Il faut savoir qu’adolescent, au lycée, il animait un groupe rock, et qu’il n’a abandonné la musique que pour
se consacrer à l’écriture.
On pourrait hasarder que l’écriture a désormais pris la place qu’occupait auparavant dans sa vie la
musique. Aujourd’hui, c’est un auditeur passionné de musique baroque. Petite anecdote: lorsqu’il écrivait
Variations sur la mort, il écoutait en boucle les Variations Goldberg de Bach qui, de son propre aveu, ont
eu pour ce texte une vertu inspiratrice.
Y. M.: Faut-il en déduire qu’Hiver serait un duo de théâtre de chambre écrit en quatre mouvements,
en l’occurrence deux fois deux mouvements, par ailleurs binaires et répétitifs ?
T. S.: Oui, avec un parfait effet redoublé de parallélisme, ou de symétrie : parc/hôtel, banc/lit..., comme si la
chambre d’hôtel était en quelque sorte l’envers - ou l’endroit - du jardin public. On retrouve là une
obsession chère au théâtre scandinave depuis Ibsen, à savoir la dialectique du dehors et du dedans, de
l’intérieur et de l’extérieur.
Y. M.: Faut-il voir dans tous ces récits inventés par Jon Fosse la transcription d’éléments observés :
anecdotes, faits-divers ou événements autobiographiques ?
T. S.: Tout ce qui pourrait apparaître comme théâtre du quotidien ou théâtre social d’observation critique
n’est chez lui que le fruit d’une construction imaginaire. Cela a à voir, je crois, avec cette question du
flottement du sens qu’on retrouve dans tout son théâtre et qui est constitutif, notamment, du personnage
de la femme dans Hiver. On ne sait jamais précisément ce que cela veut dire. Il y a dans ses pièces, et
dans Hiver en particulier, une telle ouverture du sens qu’on peut, par exemple, jouer de toutes les
combinaisons possibles avec l’âge des personnages.
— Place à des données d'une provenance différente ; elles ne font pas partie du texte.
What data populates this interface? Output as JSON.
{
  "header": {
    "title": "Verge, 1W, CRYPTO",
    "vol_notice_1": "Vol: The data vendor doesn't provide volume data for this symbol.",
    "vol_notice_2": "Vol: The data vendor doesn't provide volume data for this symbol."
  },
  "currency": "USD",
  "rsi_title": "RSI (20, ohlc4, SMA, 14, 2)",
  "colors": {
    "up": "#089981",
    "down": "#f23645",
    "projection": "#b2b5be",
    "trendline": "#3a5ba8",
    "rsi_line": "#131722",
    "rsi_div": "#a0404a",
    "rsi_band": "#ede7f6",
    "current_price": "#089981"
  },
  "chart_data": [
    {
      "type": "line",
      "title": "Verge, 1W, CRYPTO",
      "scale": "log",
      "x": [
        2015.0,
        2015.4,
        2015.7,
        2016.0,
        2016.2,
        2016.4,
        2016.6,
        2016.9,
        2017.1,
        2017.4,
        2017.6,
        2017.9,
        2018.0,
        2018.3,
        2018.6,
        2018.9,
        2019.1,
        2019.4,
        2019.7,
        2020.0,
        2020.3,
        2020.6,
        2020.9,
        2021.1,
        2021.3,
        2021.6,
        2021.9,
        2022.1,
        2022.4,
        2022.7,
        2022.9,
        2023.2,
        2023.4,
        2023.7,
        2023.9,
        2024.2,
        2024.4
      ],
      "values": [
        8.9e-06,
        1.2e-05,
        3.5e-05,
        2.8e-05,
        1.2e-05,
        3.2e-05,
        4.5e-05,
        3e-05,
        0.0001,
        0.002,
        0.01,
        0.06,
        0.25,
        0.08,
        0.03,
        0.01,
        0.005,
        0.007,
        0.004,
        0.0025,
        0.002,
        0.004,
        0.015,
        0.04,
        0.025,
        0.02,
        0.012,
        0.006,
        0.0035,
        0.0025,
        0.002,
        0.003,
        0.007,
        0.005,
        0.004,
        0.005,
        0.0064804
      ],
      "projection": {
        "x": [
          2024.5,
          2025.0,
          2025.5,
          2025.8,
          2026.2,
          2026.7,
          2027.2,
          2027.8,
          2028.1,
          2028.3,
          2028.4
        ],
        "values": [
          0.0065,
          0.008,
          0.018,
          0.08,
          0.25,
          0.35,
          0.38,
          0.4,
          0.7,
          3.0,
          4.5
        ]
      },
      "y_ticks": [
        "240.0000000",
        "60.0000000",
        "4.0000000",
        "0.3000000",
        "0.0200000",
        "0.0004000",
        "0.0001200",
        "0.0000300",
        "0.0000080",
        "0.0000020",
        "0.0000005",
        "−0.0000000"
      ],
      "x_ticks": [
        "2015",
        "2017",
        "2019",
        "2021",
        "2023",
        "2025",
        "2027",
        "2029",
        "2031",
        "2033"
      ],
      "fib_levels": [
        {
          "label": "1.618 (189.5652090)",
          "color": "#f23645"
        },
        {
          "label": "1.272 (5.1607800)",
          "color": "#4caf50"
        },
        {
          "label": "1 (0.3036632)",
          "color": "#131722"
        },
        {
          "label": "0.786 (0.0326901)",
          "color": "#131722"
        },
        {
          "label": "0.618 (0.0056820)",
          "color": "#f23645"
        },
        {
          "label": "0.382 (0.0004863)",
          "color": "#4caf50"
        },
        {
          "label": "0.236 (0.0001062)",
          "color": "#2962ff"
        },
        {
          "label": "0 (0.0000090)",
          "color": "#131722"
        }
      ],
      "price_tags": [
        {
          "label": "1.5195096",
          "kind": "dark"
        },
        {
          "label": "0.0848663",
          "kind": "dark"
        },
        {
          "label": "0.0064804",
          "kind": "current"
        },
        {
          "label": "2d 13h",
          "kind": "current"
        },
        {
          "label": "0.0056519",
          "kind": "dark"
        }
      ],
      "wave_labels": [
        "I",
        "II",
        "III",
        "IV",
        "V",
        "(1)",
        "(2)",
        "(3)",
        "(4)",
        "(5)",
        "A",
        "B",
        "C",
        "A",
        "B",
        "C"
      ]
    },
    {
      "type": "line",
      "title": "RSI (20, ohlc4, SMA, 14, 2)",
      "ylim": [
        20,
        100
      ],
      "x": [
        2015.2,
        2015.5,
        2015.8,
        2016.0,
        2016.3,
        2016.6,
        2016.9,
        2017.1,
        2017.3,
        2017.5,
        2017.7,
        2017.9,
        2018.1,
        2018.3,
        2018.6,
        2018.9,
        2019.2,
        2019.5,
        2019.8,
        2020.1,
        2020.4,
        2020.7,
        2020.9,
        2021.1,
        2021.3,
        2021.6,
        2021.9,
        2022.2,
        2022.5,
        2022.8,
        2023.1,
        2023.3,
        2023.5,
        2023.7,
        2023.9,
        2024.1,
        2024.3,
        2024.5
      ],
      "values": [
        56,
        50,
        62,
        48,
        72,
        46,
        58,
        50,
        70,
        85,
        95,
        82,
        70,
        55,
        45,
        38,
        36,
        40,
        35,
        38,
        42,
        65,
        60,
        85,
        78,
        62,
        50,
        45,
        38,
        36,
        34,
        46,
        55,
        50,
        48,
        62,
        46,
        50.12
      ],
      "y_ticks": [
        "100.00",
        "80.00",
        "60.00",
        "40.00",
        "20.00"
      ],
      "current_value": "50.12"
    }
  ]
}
Et quand on lui demande s’il faut croire un
personnage sur parole - je pense à la jeune fille de Visites et à la tentative de viol qu’elle prétend avoir
subie -, il répond dans un accent de sincérité désarmante qu’il n’en sait rien. Il ne faut soupçonner là
aucune coquetterie. Il pense simplement qu’il appauvrirait son oeuvre - et l’ouverture du sens à laquelle il
tient tant ! - s’il en réduisait publiquement l’interprétation.
Entretien avec Terje Sinding (traducteur), Scènes de vie n°19.